C’est suite à la destruction de la Jungle de Calais en 2016 que le gouvernement français a mis en œuvre sa politique de zéro tolérance à l’égard des camps, une politique qui veut que tout site informel d’installation soit maintenant systématiquement détruit par la police et les équipes de « nettoyage ». L’argument est que la France dispose d’institutions d’accueil des migrants – à condition qu’ils acceptent de passer par le système formel de l’asile. Toutefois, pour ceux qui ne passent pas par ce système, quel qu’en soit le motif, cela se traduit par une exclusion bien plus complète ; en poursuivant cette politique les autorités françaises remettent en cause non seulement l’accès à des conditions de vie minimales mais aussi l’accès à l’éducation et à d’autres services fondamentaux qui étaient pris en charge par des bénévoles dans les sites informels d’installation.
En France, il n’existe aucune disposition officielle pour l’acquisition de la langue pour les demandeurs d’asile jusqu’à ce que le statut de réfugié leur soit accordé. Pourtant, débuter les cours plus tôt au cours du processus d’asile permettrait non seulement de faciliter l’intégration de ceux dont la demande est acceptée mais leur donnerait également la possibilité d’acquérir des compétences indispensables tout en constituant une distraction bienvenue pendant les longs mois d’attente anxieuse. Les demandeurs d’asile considèrent l’éducation comme un moteur de changement à travers lequel ils peuvent améliorer leur qualité de vie, participer de manière compétitive sur le marché de l’emploi, et ainsi de suite : en d’autres termes, comme un élément essentiel d’une nouvelle existence dans une nouvelle société. De nombreuses personnes plaident en faveur de la création de simples espaces d’hospitalité en France, des espaces sans conditions ou obligations qui donneraient aux demandeurs d’asile le temps de se reposer et de réfléchir à leurs plans d’avenir. Dispenser des services d’éducation pourrait être un moyen idéal de faciliter cela.
Récupérer la salle de classe
Malgré des conditions difficiles, de nombreuses initiatives communautaires offrent des services d’éducation de manière informelle.

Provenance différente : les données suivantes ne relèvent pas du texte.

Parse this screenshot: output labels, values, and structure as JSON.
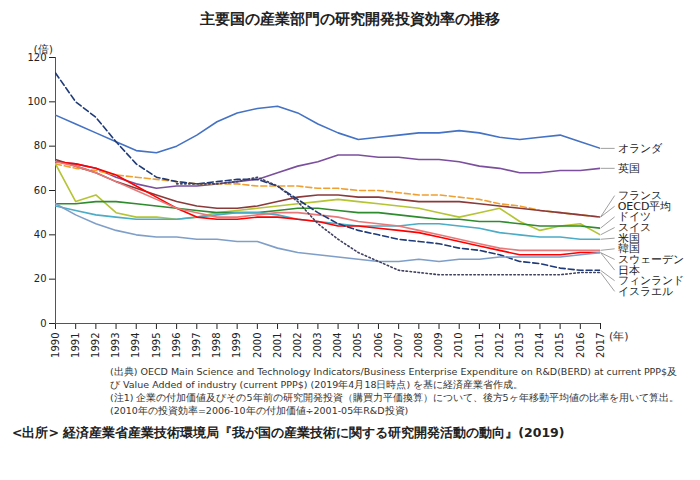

Chaque soir à 18h30, des migrants et des demandeurs d’asile se réunissent au Place de Stalingrad dans le nord-est de Paris. Ils se séparent en trois groupes en fonction de leurs connaissances du français, et s’assoient sur les marches qui mènent au square public en dessous. Trois enseignants bénévoles – un pour chaque niveau – de l’organisation bénévole locale BAAM (Bureau d’accueil et d’accompagnement des migrants[1]) apportent des tableaux blancs et des stylos pour faciliter l’apprentissage de l’alphabet, de phrases élémentaires ainsi que du vocabulaire et des règles de grammaires pour les étudiants les plus avancés.
Pendant ce temps, à Calais, le School Bus Project[2] (Projet Bus-école) cherche à donner une éducation élémentaire aux jeunes qui vivent de manière précaire. Chaque jour ce bus à impériale jaune vif se rend dans un endroit de Calais ou de Grande-Synthe, à une distance à pied de là où vivent les gens dans les bois, en se cachant du mieux qu’ils peuvent. L’impériale du bus a été transformée en salle de classe, avec une salle plus petite dans laquelle des séances en groupes plus restreints peuvent avoir lieu. Le premier niveau est occupé par une zone de récréation pour jouer et faire de la musique. Pour de nombreux usagers, cette école mobile est l’un des seuls endroits où ils peuvent trouver sécurité et possibilité d’apprendre. La plupart des jours le bus est bondé, remplis d’élèves motivés, particulièrement pendant les mois d’hiver où c’est également l’un des seuls endroits offrant un abri. Au-delà de la dispensation d’une éducation qui fait tant défaut, le Bus-école est aussi la démonstration publique de la volonté d’apprendre des nouveaux arrivants (et celle d’enseigner des bénévoles) dans un effort pour contrecarrer la criminalisation des personnes déplacées et faire la preuve qu’il existe un modèle d’accueil à visage humain.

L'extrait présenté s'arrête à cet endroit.